Toen Shani Davis naar China vertrok, aarzelde Jordan niet en belde hij zelf de gepensioneerde Bob Corby met het verzoek of de gepensioneerde coach zijn trainer wilde worden. “En hoe kon ik nee zeggen tegen een jongen van 15?”, zegt Corby nu breed lachend. Dat Jordan hem zelf opbelde, zegt wel iets over zijn wil de top te bereiken, denkt Corby.
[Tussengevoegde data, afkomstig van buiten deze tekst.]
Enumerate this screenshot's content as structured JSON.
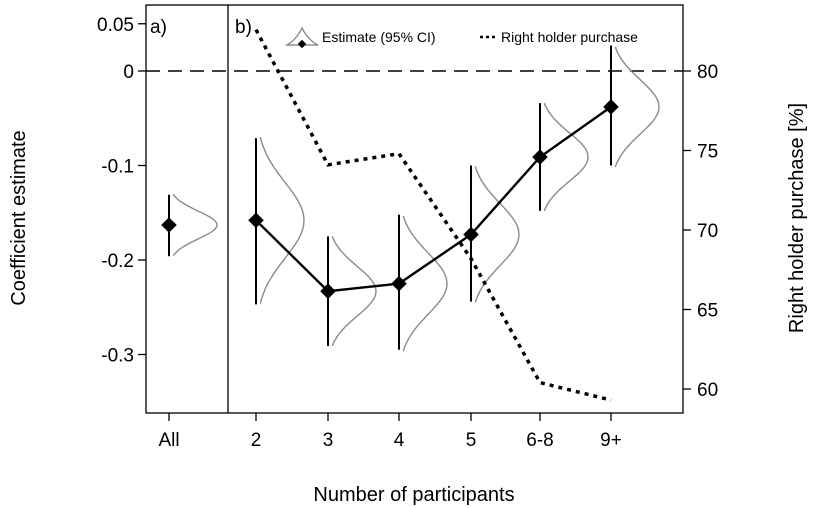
{
  "chart_data": {
    "type": "line",
    "panels": [
      {
        "label": "a)",
        "categories": [
          "All"
        ]
      },
      {
        "label": "b)",
        "categories": [
          "2",
          "3",
          "4",
          "5",
          "6-8",
          "9+"
        ]
      }
    ],
    "xlabel": "Number of participants",
    "ylabel_left": "Coefficient estimate",
    "ylabel_right": "Right holder purchase [%]",
    "left_axis": {
      "ylim": [
        -0.36,
        0.055
      ],
      "ticks": [
        0.05,
        0,
        -0.1,
        -0.2,
        -0.3
      ],
      "tick_labels": [
        "0.05",
        "0",
        "-0.1",
        "-0.2",
        "-0.3"
      ]
    },
    "right_axis": {
      "ylim": [
        58.8,
        83.4
      ],
      "ticks": [
        80,
        75,
        70,
        65,
        60
      ],
      "tick_labels": [
        "80",
        "75",
        "70",
        "65",
        "60"
      ]
    },
    "reference_line": {
      "y": 0,
      "style": "dashed"
    },
    "series": [
      {
        "name": "Estimate (95% CI)",
        "axis": "left",
        "style": "solid-with-diamonds-and-densities",
        "points": [
          {
            "x": "All",
            "estimate": -0.163,
            "ci_low": -0.196,
            "ci_high": -0.131,
            "connected": false
          },
          {
            "x": "2",
            "estimate": -0.158,
            "ci_low": -0.247,
            "ci_high": -0.071,
            "connected": true
          },
          {
            "x": "3",
            "estimate": -0.233,
            "ci_low": -0.291,
            "ci_high": -0.175,
            "connected": true
          },
          {
            "x": "4",
            "estimate": -0.225,
            "ci_low": -0.295,
            "ci_high": -0.152,
            "connected": true
          },
          {
            "x": "5",
            "estimate": -0.173,
            "ci_low": -0.244,
            "ci_high": -0.1,
            "connected": true
          },
          {
            "x": "6-8",
            "estimate": -0.091,
            "ci_low": -0.148,
            "ci_high": -0.034,
            "connected": true
          },
          {
            "x": "9+",
            "estimate": -0.038,
            "ci_low": -0.1,
            "ci_high": 0.027,
            "connected": true
          }
        ]
      },
      {
        "name": "Right holder purchase",
        "axis": "right",
        "style": "dotted",
        "x": [
          "2",
          "3",
          "4",
          "5",
          "6-8",
          "9+"
        ],
        "values": [
          82.6,
          74.1,
          74.8,
          68.2,
          60.4,
          59.3
        ]
      }
    ],
    "legend": {
      "placement": "top",
      "entries": [
        "Estimate (95% CI)",
        "Right holder purchase"
      ]
    }
  }
}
Onder de oppervlakte van bescheidenheid en verlegenheid, ging ook toen al een absolute topsporter schuil die alleen genoegen neemt met het allerhoogste: iets wat Stolz zelf ook beaamt. “Ik heb altijd gedacht dat ik zo goed wilde worden als ik kan. Zo dicht mogelijk bij de wereldtop. Ik heb wel altijd gedacht dat ik ertoe in staat zou zijn. Ik wist alleen niet wannéér ik dat niveau zou halen. Ik heb altijd geprobeerd zo goed mogelijk te zijn.” 

Geen WK junioren

“En van daaruit heb ik het opgebouwd”, gaat hij met een soort rustige vanzelfsprekendheid verder. “Vanaf het moment dat ik sterk begon te worden, rond 2015, 2016. Ik werd toen sterker en het begon ergens toe te leiden. Toen ik sterker werd, begon het ergens toe te leiden. Ik dacht wel dat ik mezelf zou kunnen opbouwen richting deze Spelen, dat ik het wel zou halen. En het ziet er nu vrij goed uit, ik denk dat ik het goed heb gepland.” Wel is deelname aan de Olympische Spelen een afwijking van zijn oorspronkelijke plan om mee te doen aan een ander kampioenschap. “Ik wilde eigenlijk naar het WK voor junioren, maar dat is te dicht op de Spelen. Er was daar veel prijzengeld voor me te winnen, maar ze wilden niet dat ik zou gaan.”

Olympische ambities

Hoe die Spelen eruit gaan zien, weet hij nog niet. “Het is vooral de ervaring waar ik voor ga. Ik wil nu niet zeggen dat ik een grote kans heb op een medaille. Er is altijd een kans natuurlijk, maar het is geen grote kans. Toch kan het altijd gebeuren dat ik op de 1000 meter een medaille pak.” Het zou wel eens een vol programma kunnen worden voor de jonge Amerikaan, die ambities heeft op verschillende afstanden. Ik ga waarschijnlijk de mass start rijden. En mogelijk de 1500, dat weet ik nog niet zeker. Maar ja, de 500, 1000 en de mass start, daar wil ik me graag voor kwalificeren. Met Joey Mantia, dat zou goed kunnen werken.” Tijdens de kwalificatiewedstrijden voor de mass start wist hij de meervoudig wereldkampioen afgelopen november met een knappe inhaalactie al eens te verslaan, dus dat biedt perspectief. 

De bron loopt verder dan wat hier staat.